Latino immigrants, especially noncitizens, face a much greater risk of dying than their U.S.-born peers, USC researchers have found.
The findings were published Tuesday in the American Journal of Preventive Medicine.
“We know that noncitizens are more likely to face poverty, segregation and inadequate access to healthcare — mechanisms that adversely impact health,” said Jenny S. Guadamuz, the lead study author and a postdoctoral research fellow at the USC School of Pharmacy and the USC Leonard D. Schaeffer Center for Health Policy & Economics.
“It’s also widely known that immigrants make less use of health care,” Guadamuz said. “But do they spend less on health care because they are healthier and do not need it? Or is it rather because they do not have access and are dying at younger ages?”
Until now, no study had examined Latino immigrants’ risk of death in young adulthood when compared with U.S.-born Latinos. The study evaluated mortality differences across citizenship status among Latino young adults aged 18 to 44 who were living in the United States.
Excessive cancer deaths also raise questions about role of citizenship
Researchers looked at mortality rates and health risk factors among 48,000 noncitizens, 16,000 naturalized citizens and 63,000 U.S.-born citizens, using National Health Interview Survey data from 1998 through 2014.
They found noncitizens were at a greater risk of death because of health issues such as cardiometabolic diseases — which include heart disease, stroke and hypertension, as well as metabolic diseases such as Type 2 diabetes and obesity — than peers who were naturalized and U.S.-born citizens. Noncitizens also faced a greater risk of death because of accidents.
But noncitizens and naturalized citizens were twice as likely to die of cancer than U.S.-born Latinos.
“Young Latino immigrants may be more susceptible to death from cancer because they face screening and treatment barriers, including lack of access to insurance or interpreters, increasing their risk of death from highly treatable cancers,” Guadamuz said.
The researchers say the increased risk of death from cancer needs more study. Earlier studies suggesting that immigrants have lower cancer mortality rates have largely examined all ages rather than focusing on young adults.
COVID-19 pandemic likely worsening disparities
The study does not include recent deaths from the COVID-19 pandemic, although researchers believe COVID-19 has not helped.
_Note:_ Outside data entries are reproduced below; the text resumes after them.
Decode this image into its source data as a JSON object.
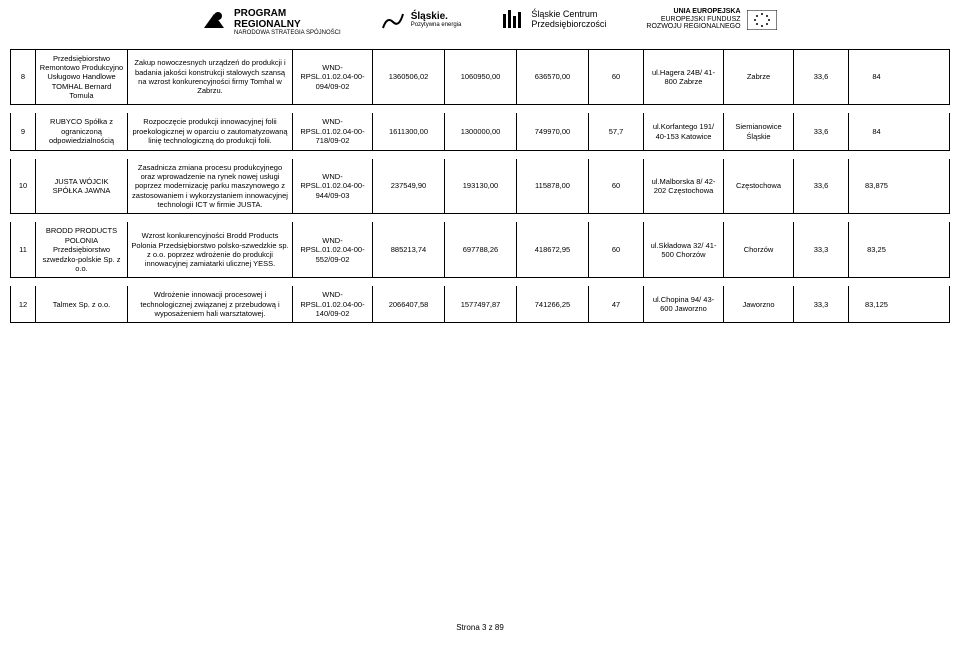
{
  "logos": {
    "regional": {
      "title": "PROGRAM\nREGIONALNY",
      "sub": "NARODOWA STRATEGIA SPÓJNOŚCI"
    },
    "slaskie": {
      "title": "Śląskie.",
      "sub": "Pozytywna energia"
    },
    "centrum": {
      "title": "Śląskie Centrum",
      "sub": "Przedsiębiorczości"
    },
    "eu": {
      "top": "UNIA EUROPEJSKA",
      "mid": "EUROPEJSKI FUNDUSZ",
      "bot": "ROZWOJU REGIONALNEGO"
    }
  },
  "rows": [
    {
      "num": "8",
      "company": "Przedsiębiorstwo Remontowo Produkcyjno Usługowo Handlowe TOMHAL Bernard Tomula",
      "desc": "Zakup nowoczesnych urządzeń do produkcji i badania jakości konstrukcji stalowych szansą na wzrost konkurencyjności firmy Tomhal w Zabrzu.",
      "code": "WND-RPSL.01.02.04-00-094/09-02",
      "v1": "1360506,02",
      "v2": "1060950,00",
      "v3": "636570,00",
      "v4": "60",
      "addr": "ul.Hagera 24B/ 41-800 Zabrze",
      "city": "Zabrze",
      "s1": "33,6",
      "s2": "84"
    },
    {
      "num": "9",
      "company": "RUBYCO Spółka z ograniczoną odpowiedzialnością",
      "desc": "Rozpoczęcie produkcji innowacyjnej folii proekologicznej w oparciu o zautomatyzowaną linię technologiczną do produkcji folii.",
      "code": "WND-RPSL.01.02.04-00-718/09-02",
      "v1": "1611300,00",
      "v2": "1300000,00",
      "v3": "749970,00",
      "v4": "57,7",
      "addr": "ul.Korfantego 191/ 40-153 Katowice",
      "city": "Siemianowice Śląskie",
      "s1": "33,6",
      "s2": "84"
    },
    {
      "num": "10",
      "company": "JUSTA WÓJCIK SPÓŁKA JAWNA",
      "desc": "Zasadnicza zmiana procesu produkcyjnego oraz wprowadzenie na rynek nowej usługi poprzez modernizację parku maszynowego z zastosowaniem i wykorzystaniem innowacyjnej technologii ICT w firmie JUSTA.",
      "code": "WND-RPSL.01.02.04-00-944/09-03",
      "v1": "237549,90",
      "v2": "193130,00",
      "v3": "115878,00",
      "v4": "60",
      "addr": "ul.Malborska 8/ 42-202 Częstochowa",
      "city": "Częstochowa",
      "s1": "33,6",
      "s2": "83,875"
    },
    {
      "num": "11",
      "company": "BRODD PRODUCTS POLONIA Przedsiębiorstwo szwedzko-polskie Sp. z o.o.",
      "desc": "Wzrost konkurencyjności Brodd Products Polonia Przedsiębiorstwo polsko-szwedzkie sp. z o.o. poprzez wdrożenie do produkcji innowacyjnej zamiatarki ulicznej YESS.",
      "code": "WND-RPSL.01.02.04-00-552/09-02",
      "v1": "885213,74",
      "v2": "697788,26",
      "v3": "418672,95",
      "v4": "60",
      "addr": "ul.Składowa 32/ 41-500 Chorzów",
      "city": "Chorzów",
      "s1": "33,3",
      "s2": "83,25"
    },
    {
      "num": "12",
      "company": "Talmex Sp. z o.o.",
      "desc": "Wdrożenie innowacji procesowej i technologicznej związanej z przebudową i wyposażeniem hali warsztatowej.",
      "code": "WND-RPSL.01.02.04-00-140/09-02",
      "v1": "2066407,58",
      "v2": "1577497,87",
      "v3": "741266,25",
      "v4": "47",
      "addr": "ul.Chopina 94/ 43-600 Jaworzno",
      "city": "Jaworzno",
      "s1": "33,3",
      "s2": "83,125"
    }
  ],
  "footer": "Strona 3 z 89"
}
Last year, a separate study by researchers at the Keck School of Medicine of USC found Latino immigrants of working age — 20 to 54 — were more than 11 times more likely to die of COVID-19 than U.S.-born men and women who were not Latino. The study was based on California death certificate data from 2020.
The mortality disparities observed in the pre-pandemic study data have likely been exacerbated by COVID-19 deaths, Guadamuz said.
“The socioeconomic conditions that made mortality risk higher among young Latino noncitizens in our study have worsened over time,” she said. “COVID-19 is likely killing the same immigrant populations that were already vulnerable to earlier deaths because of other social structures.”
The research team said efforts to reduce these disparities should focus on improving Latinos’ socioeconomic conditions and healthcare access in early adulthood.
About the study: Additional authors include Ramon A. Durazo-Arvizu of the Keck School of Medicine of USC, Josefina Flores Morales of the California Center for Population Research at UCLA and Dima M. Qato of the USC School of Pharmacy and the USC Schaeffer Center.
Guadamuz and Flores Morales were funded by the Robert Wood Johnson Foundation Health Policy Research Scholar program.